October 26, 2010 by Canadian Underwriter
Canada’s solvency regulator, the Office of the Superintendent of Financial Institutions (OSFI), is requiring the actuaries of property and casualty insurance companies to account for changes in the insurers’ estimated claims liabilities.
This change will affect the standard annual filing of the Appointed Actuaries Report (AAR), which companies are required to submit to federal and provincial regulators.
“Whenever significant differences in ultimate estimates occur for any accident year, the actuary should provide commentary explaining such changes in ultimate estimates for each accident year,” OSFI says in a memorandum explaining the change, posted online on Oct. 26. “In addition, the actuary should discuss any actions taken to reduce the likelihood of similar differences in the future.”
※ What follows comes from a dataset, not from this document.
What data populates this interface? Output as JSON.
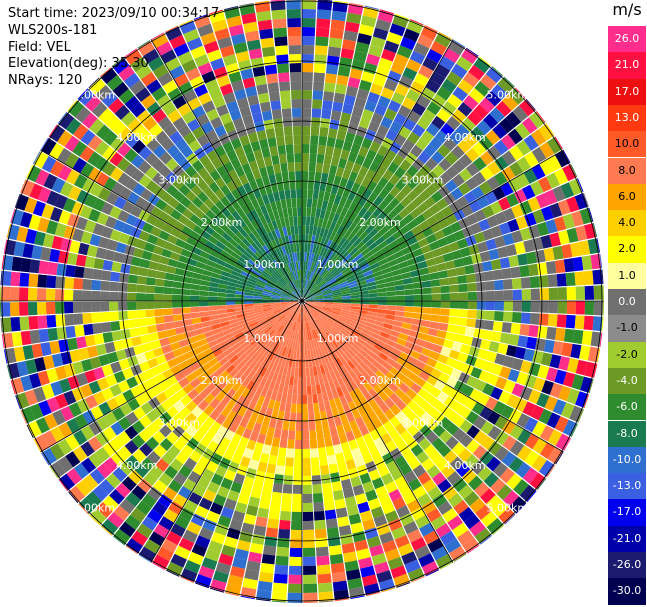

The regulator is requiring that “a comparison of actual experience with expected experience on an undiscounted basis be provided for each actuarial line of business and for all lines combined for 10 years.”
OSFI goes on to say that if data for 10 years is not currently available, the actuary should comment on this fact but also move toward the 10-year standard.
The comparisons must be provided gross and net of reinsurance.
“Actual experience” in this instance refers to the ultimate gross and net undiscounted estimates selected for each accident year for each actuarial line of business valued as of the current year-end (Dec. 31 or Oct. 31).
“Expected experience” in previous year-end valuations refers to the ultimate undiscounted estimates selected by the actuary at each of the prior year-ends.